An ihrem Institut soll in Zukunft gemeinsam mit medizinischen Fakultäten wertvolle Grundlagenforschung betrieben werden. Nach der alten Erkenntnis, dass die Seele darunter leidet, wenn der Körper leidet, und der Körper darunter leidet, wenn die Seele leidet, sollen ganz konkrete Wechselwirkungen zwischen psychischen Störungen und Herz- bzw. Knochenkrankheiten nachgewiesen werden.

Gebrochene Herzen

Kurt Huber, Leiter der kardiologischen Abteilung des Wilhelminenspitals, berichtet aus seiner täglichen Arbeit: "Bei fünf Prozent aller Patienten, die mit Symptomen eines Herzinfarkts eingeliefert werden, diagnostizieren wir Tako Tsubo. Die Symptome gleichen jenen des Herzinfarktes und treten meist unmittelbar nach einer extremen emotionalen oder körperlichen Belastung auf. Die Extremsituation löst kurzfristig Krämpfe in den Herzkranzgefäßen aus und stört vorübergehend die notwendige Durchblutung des Herzmuskels."

Meist ist der Anlass für einen Tako Tsubo negativ, deswegen sprechen die Mediziner vom sogenannten Broken-Heart-Syndrom. Professor Huber kann allerdings auch von Fällen berichten, als ein außergewöhnliches Glücksgefühl einen Herzinfarkt ausgelöst hat. Er rät daher – mit einem Augenzwinkern – zur Vorsicht: "Zum Beispiel beim nächsten Lotto-Gewinn."

Gebrochene Knochen

Heinrich Resch, der das Rheumazentrum in Oberlaa leitet, will sich wiederum mit den Wechselwirkungen von psychischen Störungen und dem Stoffwechsel der Knochen auseinandersetzen: "Wir wissen erst seit gut einem Jahr, dass der Knochen wie eine Drüse wirkt und daher auch Hormone produziert. Insofern interessiert uns, inwieweit sich die Psychosomatik auf die Knochen auswirkt und auch umgekehrt." Rein theoretisch und im realen Leben eher selten kann auch ein gut trainierter Marathonläufer, dem gerade etwas Grobes über die Leber läuft, ernste Probleme mit seinen Knochen bekommen. Forscher Resch erklärt: "Psychostimuli können den Knochen ausdünnen." Weltweit gäbe es dazu jedoch nur wenige konkrete Erfahrungen.
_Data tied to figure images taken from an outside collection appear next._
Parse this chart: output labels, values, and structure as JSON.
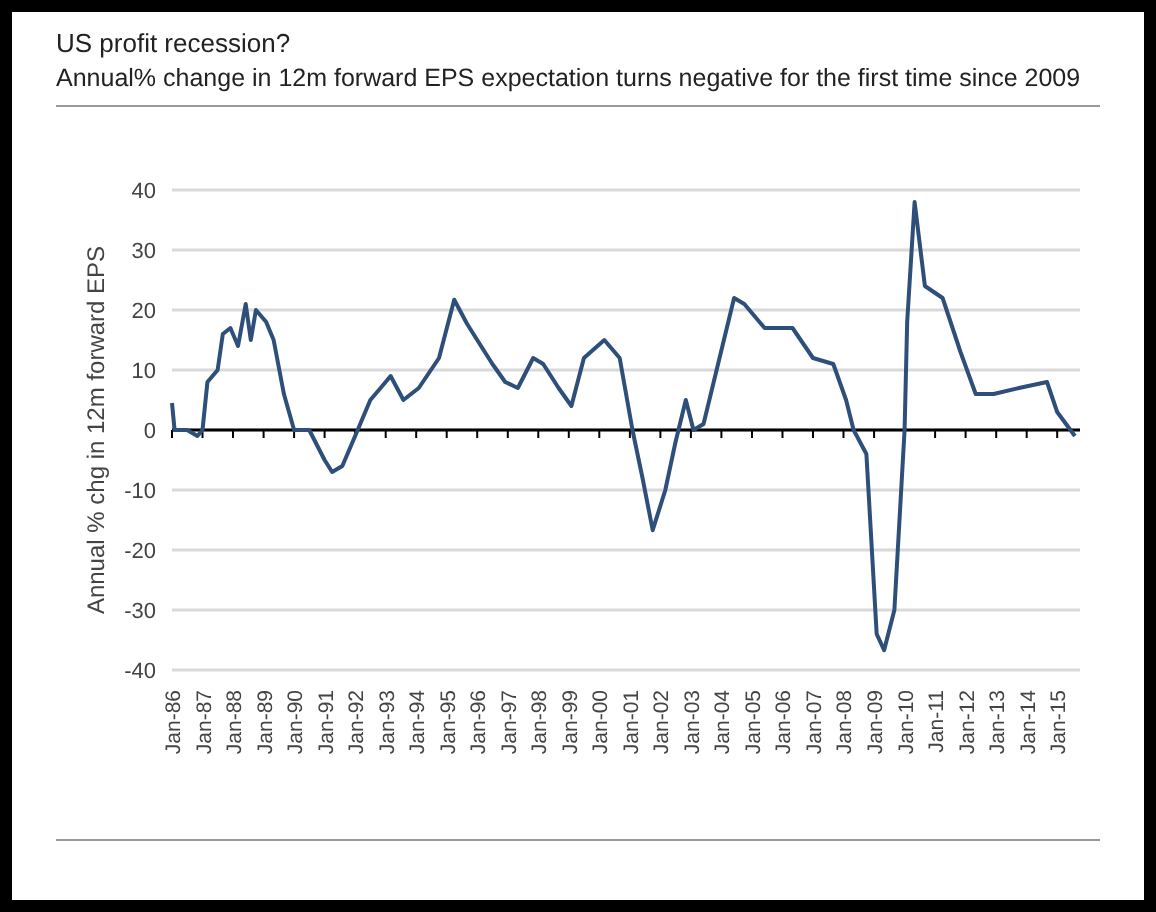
{
  "chart_data": {
    "type": "line",
    "title": "US profit recession?",
    "subtitle": "Annual% change in 12m forward EPS expectation turns negative for the first time since 2009",
    "ylabel": "Annual % chg in 12m forward EPS",
    "x": [
      "1986-01",
      "1986-02",
      "1986-07",
      "1986-11",
      "1987-01",
      "1987-03",
      "1987-07",
      "1987-09",
      "1987-12",
      "1988-03",
      "1988-06",
      "1988-08",
      "1988-10",
      "1989-02",
      "1989-05",
      "1989-09",
      "1990-01",
      "1990-07",
      "1991-01",
      "1991-04",
      "1991-08",
      "1992-02",
      "1992-07",
      "1992-11",
      "1993-03",
      "1993-08",
      "1994-02",
      "1994-10",
      "1995-04",
      "1995-09",
      "1996-01",
      "1996-07",
      "1996-12",
      "1997-05",
      "1997-11",
      "1998-03",
      "1998-09",
      "1999-02",
      "1999-07",
      "2000-03",
      "2000-09",
      "2001-02",
      "2001-06",
      "2001-10",
      "2002-03",
      "2002-07",
      "2002-11",
      "2003-02",
      "2003-06",
      "2003-10",
      "2004-06",
      "2004-10",
      "2005-06",
      "2006-05",
      "2007-01",
      "2007-09",
      "2008-02",
      "2008-05",
      "2008-10",
      "2009-02",
      "2009-05",
      "2009-09",
      "2010-01",
      "2010-02",
      "2010-05",
      "2010-09",
      "2011-04",
      "2011-11",
      "2012-05",
      "2012-12",
      "2013-10",
      "2014-09",
      "2015-01",
      "2015-08"
    ],
    "series": [
      {
        "color": "#2e4f7a",
        "values": [
          4.5,
          0,
          0,
          -1,
          0,
          8,
          10,
          16,
          17,
          14,
          21,
          15,
          20,
          18,
          15,
          6,
          0,
          0,
          -5,
          -7,
          -6,
          0,
          5,
          7,
          9,
          5,
          7,
          12,
          21.7,
          17.7,
          15,
          11,
          8,
          7,
          12,
          11,
          7,
          4,
          12,
          15,
          12,
          0,
          -8,
          -16.7,
          -10,
          -2,
          5,
          0,
          1,
          8,
          22,
          21,
          17,
          17,
          12,
          11,
          5,
          0,
          -4,
          -34,
          -36.7,
          -30,
          0,
          18,
          38,
          24,
          22,
          13,
          6,
          6,
          7,
          8,
          3,
          -1
        ]
      }
    ],
    "xlim": [
      "1986-01",
      "2015-10"
    ],
    "xticks": [
      {
        "value": "1986-01",
        "label": "Jan-86"
      },
      {
        "value": "1987-01",
        "label": "Jan-87"
      },
      {
        "value": "1988-01",
        "label": "Jan-88"
      },
      {
        "value": "1989-01",
        "label": "Jan-89"
      },
      {
        "value": "1990-01",
        "label": "Jan-90"
      },
      {
        "value": "1991-01",
        "label": "Jan-91"
      },
      {
        "value": "1992-01",
        "label": "Jan-92"
      },
      {
        "value": "1993-01",
        "label": "Jan-93"
      },
      {
        "value": "1994-01",
        "label": "Jan-94"
      },
      {
        "value": "1995-01",
        "label": "Jan-95"
      },
      {
        "value": "1996-01",
        "label": "Jan-96"
      },
      {
        "value": "1997-01",
        "label": "Jan-97"
      },
      {
        "value": "1998-01",
        "label": "Jan-98"
      },
      {
        "value": "1999-01",
        "label": "Jan-99"
      },
      {
        "value": "2000-01",
        "label": "Jan-00"
      },
      {
        "value": "2001-01",
        "label": "Jan-01"
      },
      {
        "value": "2002-01",
        "label": "Jan-02"
      },
      {
        "value": "2003-01",
        "label": "Jan-03"
      },
      {
        "value": "2004-01",
        "label": "Jan-04"
      },
      {
        "value": "2005-01",
        "label": "Jan-05"
      },
      {
        "value": "2006-01",
        "label": "Jan-06"
      },
      {
        "value": "2007-01",
        "label": "Jan-07"
      },
      {
        "value": "2008-01",
        "label": "Jan-08"
      },
      {
        "value": "2009-01",
        "label": "Jan-09"
      },
      {
        "value": "2010-01",
        "label": "Jan-10"
      },
      {
        "value": "2011-01",
        "label": "Jan-11"
      },
      {
        "value": "2012-01",
        "label": "Jan-12"
      },
      {
        "value": "2013-01",
        "label": "Jan-13"
      },
      {
        "value": "2014-01",
        "label": "Jan-14"
      },
      {
        "value": "2015-01",
        "label": "Jan-15"
      }
    ],
    "ylim": [
      -40,
      40
    ],
    "yticks": [
      -40,
      -30,
      -20,
      -10,
      0,
      10,
      20,
      30,
      40
    ],
    "grid": "y",
    "marker": "none",
    "line_style": "solid"
  }
}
Wahrscheinlicher ist, dass eine überraschend negative und daher besorgniserregende Diagnose (zum Beispiel Krebs oder eine bevorstehende schwere Operation) vom Körper zurück auf die Psyche wirkt, wie Rektor Alfred Pritz ins Treffen führt.
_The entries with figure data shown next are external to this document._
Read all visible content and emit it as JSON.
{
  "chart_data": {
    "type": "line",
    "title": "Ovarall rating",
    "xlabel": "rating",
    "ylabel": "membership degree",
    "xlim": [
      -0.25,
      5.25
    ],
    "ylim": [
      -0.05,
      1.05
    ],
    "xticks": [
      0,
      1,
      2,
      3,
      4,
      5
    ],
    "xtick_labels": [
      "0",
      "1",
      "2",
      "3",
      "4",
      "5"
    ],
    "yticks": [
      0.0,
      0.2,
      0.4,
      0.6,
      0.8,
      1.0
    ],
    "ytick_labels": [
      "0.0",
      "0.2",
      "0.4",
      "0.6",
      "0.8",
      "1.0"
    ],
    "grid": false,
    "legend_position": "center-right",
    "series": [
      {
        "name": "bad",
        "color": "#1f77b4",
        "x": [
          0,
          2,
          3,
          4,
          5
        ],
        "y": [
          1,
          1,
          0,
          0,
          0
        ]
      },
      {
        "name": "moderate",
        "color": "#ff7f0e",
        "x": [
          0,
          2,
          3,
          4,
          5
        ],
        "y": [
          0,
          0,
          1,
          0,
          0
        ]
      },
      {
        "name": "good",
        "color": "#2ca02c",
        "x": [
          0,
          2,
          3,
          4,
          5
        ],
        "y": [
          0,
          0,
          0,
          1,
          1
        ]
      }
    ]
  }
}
Wird man das kollektive Leiden, das den Patienten aufgrund der körperlich-seelischen Wechselwirkungen durch den Kopf geht, je in den Griff bekommen? Pritz verspricht in jedem Fall, dass an seiner Universität nun mit Nachdruck geforscht wird. Und er möchte schon in einem Jahr erste konkrete Ergebnisse präsentieren.
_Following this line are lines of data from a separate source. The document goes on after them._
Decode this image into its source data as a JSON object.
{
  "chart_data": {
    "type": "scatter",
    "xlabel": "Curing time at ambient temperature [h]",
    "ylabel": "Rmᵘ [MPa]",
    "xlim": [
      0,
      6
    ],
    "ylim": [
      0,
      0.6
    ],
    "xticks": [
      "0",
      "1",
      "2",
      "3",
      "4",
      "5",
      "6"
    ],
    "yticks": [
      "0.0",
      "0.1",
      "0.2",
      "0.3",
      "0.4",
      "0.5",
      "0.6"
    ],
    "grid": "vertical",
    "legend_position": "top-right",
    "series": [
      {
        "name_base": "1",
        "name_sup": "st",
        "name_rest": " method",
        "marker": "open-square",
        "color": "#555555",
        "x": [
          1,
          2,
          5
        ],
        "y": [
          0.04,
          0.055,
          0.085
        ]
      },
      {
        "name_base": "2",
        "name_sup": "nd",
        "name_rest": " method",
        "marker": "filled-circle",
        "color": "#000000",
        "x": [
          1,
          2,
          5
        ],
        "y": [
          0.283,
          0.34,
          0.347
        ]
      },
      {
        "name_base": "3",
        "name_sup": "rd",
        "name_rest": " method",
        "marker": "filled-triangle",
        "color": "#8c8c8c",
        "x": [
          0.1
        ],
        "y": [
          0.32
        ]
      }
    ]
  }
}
Vom Magengeschwür bis zum Bluthochdruck

Christiane Eichenberg, Leiterin des neuen Instituts für Psychosomatik, spricht von psychosomatischen Störungen, „wenn psychische und biologische Prozesse zusammenwirken, auch auf den Krankheitsverlauf“. Zu den Störungen zählt sie u. a. Magengeschwüre, Reizdarm, chronische entzündliche Darmerkrankungen, Schlafstörungen und Bluthochdruck.

Die meisten Betroffenen nehmen Medikamente

In Österreich nehmen deshalb jährlich 900.000 Menschen eine Leistung der Krankenversicherung in Anspruch. Für immerhin 840.000 Betroffene verschreiben die Ärzte Psychopharmaka.